Credit to Author: Allie Conti| Date: Tue, 08 Jan 2019 19:15:40 +0000

In Deep Dive, VICE asks writers around the world to explain how their favorite bar represents their city’s history and culture.

Sergio Bonilla’s body is run down from a youth spent in dive bars. But almost every morning around 10 AM, he drags himself to the place he’s considered home ever since moving from Manhattan’s Sugar Hill to Miami Beach in 1980. He says switching his order from whiskey to club soda was as easy as subbing McDonald’s for a salad—he just didn’t feel like drinking anymore. Meanwhile, getting Mac’s Club Deuce out of his system would prove much harder than the booze.

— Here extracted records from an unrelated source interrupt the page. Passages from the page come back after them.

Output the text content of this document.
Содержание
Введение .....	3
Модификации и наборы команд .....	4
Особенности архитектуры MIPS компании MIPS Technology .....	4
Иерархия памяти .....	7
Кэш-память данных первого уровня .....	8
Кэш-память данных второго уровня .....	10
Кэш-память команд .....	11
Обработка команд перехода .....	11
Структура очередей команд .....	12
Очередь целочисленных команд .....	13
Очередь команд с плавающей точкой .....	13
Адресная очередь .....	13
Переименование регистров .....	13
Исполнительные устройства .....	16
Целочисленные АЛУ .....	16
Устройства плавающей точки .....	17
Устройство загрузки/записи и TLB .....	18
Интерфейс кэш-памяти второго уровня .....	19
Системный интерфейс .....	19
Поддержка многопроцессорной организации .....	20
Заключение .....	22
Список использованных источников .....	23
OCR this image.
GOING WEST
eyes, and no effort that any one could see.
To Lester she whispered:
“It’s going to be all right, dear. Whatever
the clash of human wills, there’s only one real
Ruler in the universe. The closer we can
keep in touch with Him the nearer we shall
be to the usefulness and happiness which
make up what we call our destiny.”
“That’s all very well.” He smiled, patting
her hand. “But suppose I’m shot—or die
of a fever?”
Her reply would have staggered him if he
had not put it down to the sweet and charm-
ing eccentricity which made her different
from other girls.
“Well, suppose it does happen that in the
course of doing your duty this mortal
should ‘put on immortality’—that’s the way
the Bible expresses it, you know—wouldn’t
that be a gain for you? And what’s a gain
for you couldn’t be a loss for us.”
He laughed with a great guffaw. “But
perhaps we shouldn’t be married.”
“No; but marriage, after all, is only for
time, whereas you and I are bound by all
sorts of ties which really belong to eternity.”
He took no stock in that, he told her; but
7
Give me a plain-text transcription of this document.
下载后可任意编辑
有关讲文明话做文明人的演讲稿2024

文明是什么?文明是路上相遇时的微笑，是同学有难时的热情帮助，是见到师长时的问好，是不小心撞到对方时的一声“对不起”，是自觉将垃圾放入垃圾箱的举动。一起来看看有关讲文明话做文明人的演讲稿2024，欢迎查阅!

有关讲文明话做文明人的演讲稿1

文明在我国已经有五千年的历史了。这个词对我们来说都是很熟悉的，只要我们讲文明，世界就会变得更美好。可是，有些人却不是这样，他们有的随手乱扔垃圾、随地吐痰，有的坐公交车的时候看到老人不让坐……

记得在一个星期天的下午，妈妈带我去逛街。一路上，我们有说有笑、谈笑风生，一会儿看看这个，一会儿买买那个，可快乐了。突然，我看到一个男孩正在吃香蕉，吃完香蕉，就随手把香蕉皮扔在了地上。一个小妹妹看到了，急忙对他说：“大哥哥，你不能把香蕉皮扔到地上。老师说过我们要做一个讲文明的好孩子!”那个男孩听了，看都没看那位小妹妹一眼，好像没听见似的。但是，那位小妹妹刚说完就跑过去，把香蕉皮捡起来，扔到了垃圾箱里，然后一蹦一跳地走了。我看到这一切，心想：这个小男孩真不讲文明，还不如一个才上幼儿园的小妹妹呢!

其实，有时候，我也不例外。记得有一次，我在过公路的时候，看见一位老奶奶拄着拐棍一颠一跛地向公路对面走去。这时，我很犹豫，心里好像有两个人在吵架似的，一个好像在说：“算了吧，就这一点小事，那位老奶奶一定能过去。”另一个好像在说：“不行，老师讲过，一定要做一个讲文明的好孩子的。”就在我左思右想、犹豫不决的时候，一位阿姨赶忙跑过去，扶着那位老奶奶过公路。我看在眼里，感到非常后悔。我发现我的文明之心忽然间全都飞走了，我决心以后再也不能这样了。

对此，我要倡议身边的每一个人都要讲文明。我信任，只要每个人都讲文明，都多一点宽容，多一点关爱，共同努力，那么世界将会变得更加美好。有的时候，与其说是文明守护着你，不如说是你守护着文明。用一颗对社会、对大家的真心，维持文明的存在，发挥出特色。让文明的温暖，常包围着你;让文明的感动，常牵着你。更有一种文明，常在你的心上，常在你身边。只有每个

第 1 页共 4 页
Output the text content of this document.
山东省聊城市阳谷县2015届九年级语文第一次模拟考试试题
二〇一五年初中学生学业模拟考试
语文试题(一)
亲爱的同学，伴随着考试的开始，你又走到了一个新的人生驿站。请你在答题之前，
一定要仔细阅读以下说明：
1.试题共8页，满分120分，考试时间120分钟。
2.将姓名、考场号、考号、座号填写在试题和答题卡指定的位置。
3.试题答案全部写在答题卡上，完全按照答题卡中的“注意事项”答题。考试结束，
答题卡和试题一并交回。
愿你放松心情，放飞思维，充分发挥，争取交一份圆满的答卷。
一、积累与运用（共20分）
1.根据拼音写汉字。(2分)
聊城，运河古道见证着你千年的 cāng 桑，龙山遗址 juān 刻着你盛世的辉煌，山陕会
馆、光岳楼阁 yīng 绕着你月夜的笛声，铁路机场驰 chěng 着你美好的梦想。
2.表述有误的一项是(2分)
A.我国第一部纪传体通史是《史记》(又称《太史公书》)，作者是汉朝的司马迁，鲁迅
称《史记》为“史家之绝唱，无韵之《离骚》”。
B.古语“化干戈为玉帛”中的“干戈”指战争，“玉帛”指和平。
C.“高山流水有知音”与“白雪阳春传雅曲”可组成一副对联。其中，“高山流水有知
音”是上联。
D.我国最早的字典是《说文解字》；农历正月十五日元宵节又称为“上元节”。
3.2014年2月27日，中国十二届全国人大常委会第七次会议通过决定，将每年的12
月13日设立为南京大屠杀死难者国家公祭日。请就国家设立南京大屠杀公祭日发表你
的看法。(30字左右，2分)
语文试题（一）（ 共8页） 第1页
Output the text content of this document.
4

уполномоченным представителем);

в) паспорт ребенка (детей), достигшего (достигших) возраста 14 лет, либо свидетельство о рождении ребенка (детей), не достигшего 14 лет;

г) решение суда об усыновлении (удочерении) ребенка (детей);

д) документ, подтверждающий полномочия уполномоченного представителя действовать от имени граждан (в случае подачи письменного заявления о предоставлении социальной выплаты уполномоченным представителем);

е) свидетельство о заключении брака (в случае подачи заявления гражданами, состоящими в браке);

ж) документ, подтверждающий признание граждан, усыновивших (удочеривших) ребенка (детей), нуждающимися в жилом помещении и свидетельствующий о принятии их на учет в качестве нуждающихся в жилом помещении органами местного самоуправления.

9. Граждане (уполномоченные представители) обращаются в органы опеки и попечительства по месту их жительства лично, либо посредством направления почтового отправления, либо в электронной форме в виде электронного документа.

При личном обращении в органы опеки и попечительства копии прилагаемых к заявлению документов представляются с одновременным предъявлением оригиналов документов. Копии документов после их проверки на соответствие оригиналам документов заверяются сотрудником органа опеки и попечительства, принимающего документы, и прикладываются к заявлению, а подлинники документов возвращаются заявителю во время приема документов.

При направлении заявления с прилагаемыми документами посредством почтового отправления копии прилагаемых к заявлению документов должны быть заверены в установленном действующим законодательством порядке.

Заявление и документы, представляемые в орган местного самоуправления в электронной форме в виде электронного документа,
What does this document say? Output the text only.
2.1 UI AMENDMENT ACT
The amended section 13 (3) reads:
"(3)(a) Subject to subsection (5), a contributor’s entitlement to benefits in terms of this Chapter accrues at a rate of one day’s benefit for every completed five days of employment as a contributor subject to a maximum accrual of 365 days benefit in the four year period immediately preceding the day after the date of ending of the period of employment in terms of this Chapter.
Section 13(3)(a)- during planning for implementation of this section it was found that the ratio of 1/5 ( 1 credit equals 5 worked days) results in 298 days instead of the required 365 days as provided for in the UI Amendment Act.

After all, if the 72-year-old stopped going, he wouldn’t know how to find people to talk to in a town that used to run on cocaine and an anything-goes attitude but has since been transformed by a massive an influx of South Americans laundering money into condos. The infamous dive bar is one of a shrinking number of places for Floridians of more modest means.

“The Deuce is conducive to that because there’s nothing else to do there,” he told me. “If you sit at the bar and start talking to people, they’ll talk to you.”